If you wanted to keep it forever, you should have bought the DVD. The ip owners can do whatever they want with a digital license. This is basically you renting a movie and then copying it.
It's not likely ever to go to zero, but it's not likely to be a subject of significance.I just don't see it going away completely and so its still additive to the bottom line, albeit smaller than in decades past.
I have doubts on it getting to the level of effecting the overall market. If it does studios will end up trying to put digital locks on content to prevent piracy. It'll always be a cat and mouse game, but overall its a small subset of content consumption.
Some form of piracy will always be there, as I said a cat and mouse game. Just in my opinion it won't become this huge issue that you're prophesying to happen upon rising costs. I also suspect studios will try to find a way to lock content down as much as possible if it become a larger issue.It's not likely ever to go to zero, but it's not likely to be a subject of significance.
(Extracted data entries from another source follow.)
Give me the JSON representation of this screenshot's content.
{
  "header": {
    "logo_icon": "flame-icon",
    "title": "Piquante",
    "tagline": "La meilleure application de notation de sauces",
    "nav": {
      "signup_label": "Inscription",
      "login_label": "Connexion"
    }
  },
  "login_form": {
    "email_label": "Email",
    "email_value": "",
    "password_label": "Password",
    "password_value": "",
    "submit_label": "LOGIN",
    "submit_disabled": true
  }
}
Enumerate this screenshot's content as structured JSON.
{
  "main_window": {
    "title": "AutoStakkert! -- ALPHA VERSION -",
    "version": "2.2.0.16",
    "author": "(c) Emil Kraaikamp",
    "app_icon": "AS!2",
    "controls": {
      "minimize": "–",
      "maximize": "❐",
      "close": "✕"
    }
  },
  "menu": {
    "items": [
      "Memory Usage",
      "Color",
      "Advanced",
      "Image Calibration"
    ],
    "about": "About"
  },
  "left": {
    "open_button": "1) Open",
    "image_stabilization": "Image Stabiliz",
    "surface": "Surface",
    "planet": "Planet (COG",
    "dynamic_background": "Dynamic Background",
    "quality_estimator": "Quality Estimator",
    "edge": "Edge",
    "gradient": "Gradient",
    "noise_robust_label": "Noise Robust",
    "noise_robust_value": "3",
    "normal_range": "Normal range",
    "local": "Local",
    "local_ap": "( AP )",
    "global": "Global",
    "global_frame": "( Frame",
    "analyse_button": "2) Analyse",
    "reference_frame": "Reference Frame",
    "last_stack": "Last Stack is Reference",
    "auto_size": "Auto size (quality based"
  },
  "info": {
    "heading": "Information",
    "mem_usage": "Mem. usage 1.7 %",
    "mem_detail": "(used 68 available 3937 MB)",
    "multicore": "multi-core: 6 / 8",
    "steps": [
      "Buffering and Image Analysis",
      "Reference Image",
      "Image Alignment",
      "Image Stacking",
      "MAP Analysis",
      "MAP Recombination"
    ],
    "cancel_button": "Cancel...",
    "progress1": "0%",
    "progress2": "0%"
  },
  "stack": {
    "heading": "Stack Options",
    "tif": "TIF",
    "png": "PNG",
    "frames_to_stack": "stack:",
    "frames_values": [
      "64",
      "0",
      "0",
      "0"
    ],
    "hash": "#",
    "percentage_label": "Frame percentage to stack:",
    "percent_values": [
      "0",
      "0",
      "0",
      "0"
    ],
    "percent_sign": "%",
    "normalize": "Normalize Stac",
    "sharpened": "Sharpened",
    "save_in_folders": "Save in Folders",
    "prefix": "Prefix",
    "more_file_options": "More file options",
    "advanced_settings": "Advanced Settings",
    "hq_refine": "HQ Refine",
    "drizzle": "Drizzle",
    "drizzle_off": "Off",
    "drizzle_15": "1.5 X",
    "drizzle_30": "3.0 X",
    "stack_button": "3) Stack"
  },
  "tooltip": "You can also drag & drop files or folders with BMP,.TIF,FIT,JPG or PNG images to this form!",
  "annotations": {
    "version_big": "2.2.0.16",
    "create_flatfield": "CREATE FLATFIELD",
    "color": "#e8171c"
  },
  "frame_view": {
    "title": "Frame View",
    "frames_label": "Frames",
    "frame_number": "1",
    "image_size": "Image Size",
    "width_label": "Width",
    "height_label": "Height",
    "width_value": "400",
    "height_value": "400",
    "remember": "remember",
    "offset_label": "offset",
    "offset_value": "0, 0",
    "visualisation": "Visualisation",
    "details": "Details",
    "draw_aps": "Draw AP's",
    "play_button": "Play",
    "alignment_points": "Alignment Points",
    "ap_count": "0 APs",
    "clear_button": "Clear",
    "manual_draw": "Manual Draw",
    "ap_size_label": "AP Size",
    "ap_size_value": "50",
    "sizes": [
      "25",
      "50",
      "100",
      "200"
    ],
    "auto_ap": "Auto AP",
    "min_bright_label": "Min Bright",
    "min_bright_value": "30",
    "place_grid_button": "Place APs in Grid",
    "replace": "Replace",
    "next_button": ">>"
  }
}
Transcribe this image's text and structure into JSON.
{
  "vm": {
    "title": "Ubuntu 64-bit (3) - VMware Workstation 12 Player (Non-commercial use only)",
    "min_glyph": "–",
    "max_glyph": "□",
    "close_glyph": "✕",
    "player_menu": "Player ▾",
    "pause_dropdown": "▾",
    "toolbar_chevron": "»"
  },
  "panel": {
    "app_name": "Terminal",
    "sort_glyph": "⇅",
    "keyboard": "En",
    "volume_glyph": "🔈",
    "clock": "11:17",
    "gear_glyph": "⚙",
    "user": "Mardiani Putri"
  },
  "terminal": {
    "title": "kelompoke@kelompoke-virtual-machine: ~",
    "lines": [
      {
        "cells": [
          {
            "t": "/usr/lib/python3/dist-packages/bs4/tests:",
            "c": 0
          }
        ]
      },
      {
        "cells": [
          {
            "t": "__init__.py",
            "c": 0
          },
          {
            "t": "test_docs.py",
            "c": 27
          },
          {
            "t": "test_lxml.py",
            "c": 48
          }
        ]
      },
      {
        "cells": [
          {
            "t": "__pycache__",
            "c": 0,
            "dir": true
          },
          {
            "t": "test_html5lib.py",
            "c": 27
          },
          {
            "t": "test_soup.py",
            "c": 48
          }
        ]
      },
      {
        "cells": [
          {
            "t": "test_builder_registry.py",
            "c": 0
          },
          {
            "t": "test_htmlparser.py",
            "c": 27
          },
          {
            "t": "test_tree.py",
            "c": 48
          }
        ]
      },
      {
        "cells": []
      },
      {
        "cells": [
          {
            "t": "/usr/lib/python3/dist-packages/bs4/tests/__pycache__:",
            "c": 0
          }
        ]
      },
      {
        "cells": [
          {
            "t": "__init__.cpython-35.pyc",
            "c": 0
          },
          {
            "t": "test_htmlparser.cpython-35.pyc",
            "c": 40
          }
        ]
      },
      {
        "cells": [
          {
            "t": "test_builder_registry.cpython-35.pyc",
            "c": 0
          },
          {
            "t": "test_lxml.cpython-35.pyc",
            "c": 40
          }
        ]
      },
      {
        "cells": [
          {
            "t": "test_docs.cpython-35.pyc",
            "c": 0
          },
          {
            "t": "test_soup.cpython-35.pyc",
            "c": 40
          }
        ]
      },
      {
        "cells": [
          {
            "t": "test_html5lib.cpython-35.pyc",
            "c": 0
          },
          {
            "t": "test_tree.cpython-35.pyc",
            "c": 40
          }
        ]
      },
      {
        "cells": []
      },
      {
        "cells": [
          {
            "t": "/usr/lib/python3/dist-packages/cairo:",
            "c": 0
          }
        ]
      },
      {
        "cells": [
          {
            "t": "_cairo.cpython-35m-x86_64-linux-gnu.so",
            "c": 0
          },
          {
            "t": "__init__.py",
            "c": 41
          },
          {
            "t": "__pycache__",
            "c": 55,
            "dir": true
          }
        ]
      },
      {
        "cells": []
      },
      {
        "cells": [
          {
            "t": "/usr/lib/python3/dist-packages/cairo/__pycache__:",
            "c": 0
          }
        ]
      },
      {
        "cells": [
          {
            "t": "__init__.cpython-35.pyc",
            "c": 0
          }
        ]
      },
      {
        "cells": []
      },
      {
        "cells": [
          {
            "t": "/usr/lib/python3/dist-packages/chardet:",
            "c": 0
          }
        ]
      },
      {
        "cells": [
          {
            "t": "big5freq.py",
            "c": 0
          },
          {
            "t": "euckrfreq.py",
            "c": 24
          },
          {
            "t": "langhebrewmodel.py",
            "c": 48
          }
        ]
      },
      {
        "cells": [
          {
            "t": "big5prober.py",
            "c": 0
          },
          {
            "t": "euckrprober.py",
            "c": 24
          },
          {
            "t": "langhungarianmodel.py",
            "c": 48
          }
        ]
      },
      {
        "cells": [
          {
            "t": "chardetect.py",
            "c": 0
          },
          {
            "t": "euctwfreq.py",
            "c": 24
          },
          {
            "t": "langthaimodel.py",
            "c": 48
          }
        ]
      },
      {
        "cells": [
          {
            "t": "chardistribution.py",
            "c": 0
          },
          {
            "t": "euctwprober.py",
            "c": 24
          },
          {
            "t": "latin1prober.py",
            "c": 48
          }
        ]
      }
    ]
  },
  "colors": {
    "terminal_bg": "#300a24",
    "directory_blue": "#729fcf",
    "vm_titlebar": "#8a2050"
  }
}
The pure digital play along with 'play everywhere' concepts have made it even harder for content providers to lock up their content. Literally the raw video is captured in native formats on the PCs these days because the producers want to let you watch their content on your browser, on your PC, etc.... outside their walled garden that was a hardware media player of the past. The piracy game is so much more mainstream now than it was 20yrs ago because it's been made consumer level. Literally type in a name, click, and stream live.
The reason you don't hear so much about it today is because the paid options were so cheap in the 'lure in new subs' phase. For $5-$10 a month most people will just stay the clean path because they avoid guilt, it's working, and the cost is negligible (How iTunes won over pirates).
Make the cost non-negligible... and you will see much larger swaths of people turn to piracy... who has refined their toolset all along and is ready to take people in. Unlike 'invite only' or trading sites of the previous warez generations.
So as studios ramp up trying to monetize more and more... they will push people right into the darkness of piracy. Which is bone head simple these days... the only real barrier is people needing to use a VPN.